In resolving intractable disputes, the CCB has an impressive record of looking out for the patient’s best interest. In one recent case, the CCB sympathized with the view that a patient’s care had become futile, and yet ruled for the patient’s family -- because the physicians hadn’t bothered to determine or consider the patient’s religious beliefs, and how the values might influence care decisions. In essence, the physicians sought to make decisions without really knowing the patient, and the CCB called them on it. In this case, the CCB passed the “best interests” test with flying colors.
The ethicist Peter Singer has written of medical futility: “There is no consensus about these cases, and they are horribly complicated. They require striking a balance between the desires of families and the moral distress of health care teams.”

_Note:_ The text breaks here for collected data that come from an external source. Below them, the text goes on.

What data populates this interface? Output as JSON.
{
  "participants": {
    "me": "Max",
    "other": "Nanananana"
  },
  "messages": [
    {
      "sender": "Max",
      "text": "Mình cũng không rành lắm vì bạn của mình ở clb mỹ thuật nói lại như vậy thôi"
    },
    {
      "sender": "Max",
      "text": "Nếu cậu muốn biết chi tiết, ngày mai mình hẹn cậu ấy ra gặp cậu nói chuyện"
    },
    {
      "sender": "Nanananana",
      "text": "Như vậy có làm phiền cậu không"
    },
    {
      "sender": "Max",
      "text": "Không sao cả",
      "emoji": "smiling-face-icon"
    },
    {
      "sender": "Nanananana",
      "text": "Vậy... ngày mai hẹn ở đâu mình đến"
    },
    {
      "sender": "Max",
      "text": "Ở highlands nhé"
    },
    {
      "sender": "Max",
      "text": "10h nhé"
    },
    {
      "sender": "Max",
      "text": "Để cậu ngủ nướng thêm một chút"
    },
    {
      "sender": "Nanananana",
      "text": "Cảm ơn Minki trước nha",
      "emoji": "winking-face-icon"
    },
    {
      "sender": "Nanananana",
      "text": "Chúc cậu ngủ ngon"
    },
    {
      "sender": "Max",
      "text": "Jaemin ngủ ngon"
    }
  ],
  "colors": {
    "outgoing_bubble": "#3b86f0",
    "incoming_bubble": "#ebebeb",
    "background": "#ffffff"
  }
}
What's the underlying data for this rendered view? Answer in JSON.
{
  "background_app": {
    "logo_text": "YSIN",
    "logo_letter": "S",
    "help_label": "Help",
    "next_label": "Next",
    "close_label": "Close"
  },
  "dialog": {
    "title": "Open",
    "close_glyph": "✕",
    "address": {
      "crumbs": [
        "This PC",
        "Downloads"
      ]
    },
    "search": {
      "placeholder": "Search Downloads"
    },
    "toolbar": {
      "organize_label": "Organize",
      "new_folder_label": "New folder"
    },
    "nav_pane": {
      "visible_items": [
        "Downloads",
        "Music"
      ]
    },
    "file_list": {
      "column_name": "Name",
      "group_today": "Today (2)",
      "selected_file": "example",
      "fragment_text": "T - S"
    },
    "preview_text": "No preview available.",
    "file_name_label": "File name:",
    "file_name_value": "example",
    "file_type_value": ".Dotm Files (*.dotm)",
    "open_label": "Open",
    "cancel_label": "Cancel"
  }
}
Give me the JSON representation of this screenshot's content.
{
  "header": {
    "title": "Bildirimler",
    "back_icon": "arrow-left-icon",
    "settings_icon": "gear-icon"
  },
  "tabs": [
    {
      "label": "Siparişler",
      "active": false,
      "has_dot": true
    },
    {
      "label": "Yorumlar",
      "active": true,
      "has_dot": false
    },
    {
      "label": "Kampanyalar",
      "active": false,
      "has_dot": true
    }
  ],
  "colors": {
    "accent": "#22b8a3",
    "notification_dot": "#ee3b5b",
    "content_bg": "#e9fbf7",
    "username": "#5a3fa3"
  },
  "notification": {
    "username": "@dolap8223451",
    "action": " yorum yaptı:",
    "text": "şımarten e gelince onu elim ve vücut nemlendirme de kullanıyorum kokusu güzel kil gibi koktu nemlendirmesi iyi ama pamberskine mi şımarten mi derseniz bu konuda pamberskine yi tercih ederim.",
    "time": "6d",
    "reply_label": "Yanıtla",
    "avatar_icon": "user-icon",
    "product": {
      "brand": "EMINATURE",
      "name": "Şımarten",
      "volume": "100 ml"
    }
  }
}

The courts can’t do this with the timeliness required, and no matter how well structured, a Texas-style internal hospital board can carry the taint of power imbalance.
Disputes over futility have been a recurring theme of CEC studies, especially in Withholding Non-therapeutic CPR. As my colleague Carol Powers reminded me, “The CEC's report really focused on balancing the patient's rightful authority to establish his or her own ‘overall goals of care,’ based upon the patient's values and cultural biases, with the physician's rightful authority to determine which medical treatments will or won't accomplish those goals of care.”
Law professor Hilary Young of Ontario’s Queen’s University writes: “There should be a process to ensure that continued life support is, in fact, medically inappropriate, and to inform and counsel (substitute decision-makers) and family members. We must give families a reasonable amount of time to come to terms with the tragedy they face.”
To do otherwise, Young writes, “creates a dilemma for doctors and amounts to an undesirable legal entitlement to health care.”
Both the CCB and TADA deal effectively with the “reasonable amount of time” issue. But the CCB takes the decision outside the hospital, which gives it the benefit of perception. That, I believe, makes it the preferable option.